Trois réveils - Catherine Perrin

Antoine ouvre les yeux dans le noir. Demeure parfaitement immobile, mais passe, en une fraction de seconde, de l'inconscience du sommeil à une vigilance aiguë. [C.P.] 
Catherine Perrin, claveciniste, animatrice à la radio et auteure, nous livre ici un roman sur les rapports ambigus, côté lumière et côté ombre, qu'un hautboïste entretient avec la musique. Antoine, que la musique interpelle, entrera au Conservatoire, ce laboratoire musical. C'est là qu'il découvre le hautbois et la sensualité des sons, c'est là aussi qu'il est confronté à ses démons intérieurs, à la pression, à l'inéluctable performance, au succès obligé. À travers des relations difficiles et un parcours sinueux semé de troubles bipolaires, c'est par la musique qu'Antoine s'avance, même si c'est sous une lyre dans un couloir occupé du métro de Montréal à faire danser au son de son instrument un serpent ou une poupée de chiffon. Ce roman, je ne l'ai pas reçu comme l'étalement d'un parcours organisé, mais plutôt tel un ensemble de tranches de vie toutes teintées de la musique qui émane de ses pages.

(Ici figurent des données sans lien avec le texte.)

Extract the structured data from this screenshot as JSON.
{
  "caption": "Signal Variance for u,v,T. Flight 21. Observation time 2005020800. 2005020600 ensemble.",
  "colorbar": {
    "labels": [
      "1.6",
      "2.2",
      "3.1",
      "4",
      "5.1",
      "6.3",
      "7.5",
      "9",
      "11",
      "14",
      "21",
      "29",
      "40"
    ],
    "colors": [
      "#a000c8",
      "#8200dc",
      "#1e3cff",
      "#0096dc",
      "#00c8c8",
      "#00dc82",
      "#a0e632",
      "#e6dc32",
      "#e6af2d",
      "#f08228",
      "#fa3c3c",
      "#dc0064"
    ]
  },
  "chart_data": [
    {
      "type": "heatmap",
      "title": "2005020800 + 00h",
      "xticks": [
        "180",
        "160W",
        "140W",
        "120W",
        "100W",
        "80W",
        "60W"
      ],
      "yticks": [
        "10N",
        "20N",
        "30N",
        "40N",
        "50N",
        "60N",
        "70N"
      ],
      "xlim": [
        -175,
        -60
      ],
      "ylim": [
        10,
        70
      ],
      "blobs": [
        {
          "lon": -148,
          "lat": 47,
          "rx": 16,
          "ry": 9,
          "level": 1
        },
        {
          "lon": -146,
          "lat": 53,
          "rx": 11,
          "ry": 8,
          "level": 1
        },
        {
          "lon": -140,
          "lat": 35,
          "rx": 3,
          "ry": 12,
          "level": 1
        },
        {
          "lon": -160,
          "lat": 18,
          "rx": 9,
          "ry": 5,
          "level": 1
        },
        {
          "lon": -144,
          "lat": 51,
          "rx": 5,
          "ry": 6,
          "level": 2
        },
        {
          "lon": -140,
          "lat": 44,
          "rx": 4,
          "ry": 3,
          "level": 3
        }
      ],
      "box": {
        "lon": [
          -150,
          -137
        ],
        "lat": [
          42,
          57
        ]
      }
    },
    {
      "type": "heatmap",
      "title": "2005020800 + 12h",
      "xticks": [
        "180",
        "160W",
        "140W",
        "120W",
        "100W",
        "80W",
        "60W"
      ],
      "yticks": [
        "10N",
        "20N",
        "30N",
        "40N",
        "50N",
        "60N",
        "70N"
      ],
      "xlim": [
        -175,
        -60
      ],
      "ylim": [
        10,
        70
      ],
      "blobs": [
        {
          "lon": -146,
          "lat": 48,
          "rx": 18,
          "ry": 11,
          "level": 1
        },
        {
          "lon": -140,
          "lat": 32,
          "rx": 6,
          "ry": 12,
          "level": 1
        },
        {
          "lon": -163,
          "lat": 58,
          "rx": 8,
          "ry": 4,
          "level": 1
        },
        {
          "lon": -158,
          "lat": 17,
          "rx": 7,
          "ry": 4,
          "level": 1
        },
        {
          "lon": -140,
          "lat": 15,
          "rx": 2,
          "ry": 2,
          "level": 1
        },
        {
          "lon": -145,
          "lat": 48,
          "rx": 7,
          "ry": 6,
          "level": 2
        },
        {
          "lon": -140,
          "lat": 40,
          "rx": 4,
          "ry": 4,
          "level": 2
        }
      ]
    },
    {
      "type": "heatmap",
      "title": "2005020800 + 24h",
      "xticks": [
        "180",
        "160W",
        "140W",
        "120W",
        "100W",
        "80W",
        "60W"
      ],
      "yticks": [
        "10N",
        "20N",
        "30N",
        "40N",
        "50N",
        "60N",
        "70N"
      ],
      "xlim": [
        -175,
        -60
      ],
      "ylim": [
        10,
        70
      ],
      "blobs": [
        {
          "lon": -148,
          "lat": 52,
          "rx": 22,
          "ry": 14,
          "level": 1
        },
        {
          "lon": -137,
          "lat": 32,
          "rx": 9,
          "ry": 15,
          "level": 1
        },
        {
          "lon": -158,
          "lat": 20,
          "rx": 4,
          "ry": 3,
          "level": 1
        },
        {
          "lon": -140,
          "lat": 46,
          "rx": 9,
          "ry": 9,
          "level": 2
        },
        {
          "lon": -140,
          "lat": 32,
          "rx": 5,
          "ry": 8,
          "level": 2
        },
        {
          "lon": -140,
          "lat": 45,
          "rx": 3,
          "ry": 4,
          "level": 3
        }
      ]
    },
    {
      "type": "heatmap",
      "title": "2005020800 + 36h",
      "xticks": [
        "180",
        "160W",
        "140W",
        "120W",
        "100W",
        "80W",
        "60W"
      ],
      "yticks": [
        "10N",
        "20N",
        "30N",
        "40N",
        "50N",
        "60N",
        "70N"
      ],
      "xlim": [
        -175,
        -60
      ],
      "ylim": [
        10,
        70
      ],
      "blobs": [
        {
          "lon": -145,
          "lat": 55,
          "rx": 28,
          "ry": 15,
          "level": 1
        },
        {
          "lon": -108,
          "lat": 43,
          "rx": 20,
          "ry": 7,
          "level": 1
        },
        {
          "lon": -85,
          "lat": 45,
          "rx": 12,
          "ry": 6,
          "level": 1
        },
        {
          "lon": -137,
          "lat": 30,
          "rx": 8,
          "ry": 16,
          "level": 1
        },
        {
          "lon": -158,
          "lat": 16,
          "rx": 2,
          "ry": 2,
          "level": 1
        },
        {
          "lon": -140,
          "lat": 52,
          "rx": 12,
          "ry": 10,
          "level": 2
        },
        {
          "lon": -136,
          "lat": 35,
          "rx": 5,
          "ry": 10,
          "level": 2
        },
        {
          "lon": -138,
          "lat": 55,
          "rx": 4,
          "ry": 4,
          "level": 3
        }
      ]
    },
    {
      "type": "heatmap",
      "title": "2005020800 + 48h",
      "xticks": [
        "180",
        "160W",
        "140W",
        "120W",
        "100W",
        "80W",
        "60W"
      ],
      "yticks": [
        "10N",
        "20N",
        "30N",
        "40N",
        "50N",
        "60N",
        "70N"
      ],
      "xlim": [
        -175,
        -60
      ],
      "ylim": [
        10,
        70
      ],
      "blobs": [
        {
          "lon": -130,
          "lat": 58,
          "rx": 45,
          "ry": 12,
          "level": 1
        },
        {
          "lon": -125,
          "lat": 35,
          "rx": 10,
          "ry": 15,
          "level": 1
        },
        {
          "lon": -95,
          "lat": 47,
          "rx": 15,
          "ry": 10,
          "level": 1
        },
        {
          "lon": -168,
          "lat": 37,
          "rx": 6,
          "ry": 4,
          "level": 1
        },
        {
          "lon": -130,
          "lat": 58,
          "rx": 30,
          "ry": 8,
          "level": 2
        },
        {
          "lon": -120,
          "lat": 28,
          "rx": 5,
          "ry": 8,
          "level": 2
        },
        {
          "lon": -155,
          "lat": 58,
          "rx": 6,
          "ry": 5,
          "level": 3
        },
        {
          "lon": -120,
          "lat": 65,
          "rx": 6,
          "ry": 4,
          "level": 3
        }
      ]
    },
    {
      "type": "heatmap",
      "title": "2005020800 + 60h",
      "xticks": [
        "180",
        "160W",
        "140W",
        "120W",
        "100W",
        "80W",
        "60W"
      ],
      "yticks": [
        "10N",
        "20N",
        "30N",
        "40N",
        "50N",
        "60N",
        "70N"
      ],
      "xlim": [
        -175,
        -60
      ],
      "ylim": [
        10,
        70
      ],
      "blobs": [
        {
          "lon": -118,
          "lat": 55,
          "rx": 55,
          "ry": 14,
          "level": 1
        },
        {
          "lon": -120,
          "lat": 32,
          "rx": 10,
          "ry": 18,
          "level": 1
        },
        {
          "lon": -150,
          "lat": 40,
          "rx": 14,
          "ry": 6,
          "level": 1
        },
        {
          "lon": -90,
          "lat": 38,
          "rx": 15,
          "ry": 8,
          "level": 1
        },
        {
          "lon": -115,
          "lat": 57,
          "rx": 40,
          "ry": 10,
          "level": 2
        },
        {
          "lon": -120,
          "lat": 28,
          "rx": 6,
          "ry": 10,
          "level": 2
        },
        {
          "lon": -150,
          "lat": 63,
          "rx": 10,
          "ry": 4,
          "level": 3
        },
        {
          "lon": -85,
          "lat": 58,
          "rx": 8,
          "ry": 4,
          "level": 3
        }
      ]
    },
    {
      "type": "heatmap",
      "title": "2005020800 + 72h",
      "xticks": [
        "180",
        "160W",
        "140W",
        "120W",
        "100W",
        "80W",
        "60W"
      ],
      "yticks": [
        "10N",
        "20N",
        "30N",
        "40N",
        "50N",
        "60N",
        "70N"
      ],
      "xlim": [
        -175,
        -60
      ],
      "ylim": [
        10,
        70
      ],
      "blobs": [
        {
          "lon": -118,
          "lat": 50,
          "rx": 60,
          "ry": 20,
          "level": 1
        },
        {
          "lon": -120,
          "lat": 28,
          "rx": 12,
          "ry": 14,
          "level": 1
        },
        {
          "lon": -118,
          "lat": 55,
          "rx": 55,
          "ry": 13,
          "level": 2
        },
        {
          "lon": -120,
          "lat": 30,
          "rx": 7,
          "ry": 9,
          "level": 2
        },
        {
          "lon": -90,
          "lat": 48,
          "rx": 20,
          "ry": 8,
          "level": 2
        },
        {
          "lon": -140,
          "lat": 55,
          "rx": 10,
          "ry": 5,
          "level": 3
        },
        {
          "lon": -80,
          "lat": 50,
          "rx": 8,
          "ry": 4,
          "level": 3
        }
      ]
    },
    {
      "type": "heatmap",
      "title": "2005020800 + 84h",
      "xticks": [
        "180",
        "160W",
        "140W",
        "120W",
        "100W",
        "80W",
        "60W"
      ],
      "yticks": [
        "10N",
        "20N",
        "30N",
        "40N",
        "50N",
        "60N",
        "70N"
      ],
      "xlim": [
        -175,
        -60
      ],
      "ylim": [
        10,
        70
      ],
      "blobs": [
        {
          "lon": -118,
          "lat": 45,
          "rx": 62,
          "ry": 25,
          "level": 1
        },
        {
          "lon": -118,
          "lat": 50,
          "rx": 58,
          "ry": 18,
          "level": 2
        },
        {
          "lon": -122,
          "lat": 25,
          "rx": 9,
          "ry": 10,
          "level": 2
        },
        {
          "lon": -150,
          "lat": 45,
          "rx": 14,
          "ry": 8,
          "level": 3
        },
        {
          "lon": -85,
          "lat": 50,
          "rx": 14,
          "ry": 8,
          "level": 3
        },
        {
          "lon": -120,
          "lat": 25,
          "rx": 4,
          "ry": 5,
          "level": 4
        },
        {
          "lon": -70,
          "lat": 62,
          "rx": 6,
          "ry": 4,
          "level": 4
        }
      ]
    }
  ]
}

Les musiciens ont la chance de pouvoir s’aborder en disant, comme des enfants: « Veux-tu jouer avec moi? » [C.P.]
Il se sent chez lui près des anticonformistes qui ignorent l’être, occupés à composer chaque jour avec eux-mêmes et la survie. [C.P.]
Il voit se jouer sur cette affiche [...] l’histoire absurde et dévastatrice d’un jeune artiste qui perd toute confiance, simplement en mesurant qu’il n’est pas un génie. [C.P.]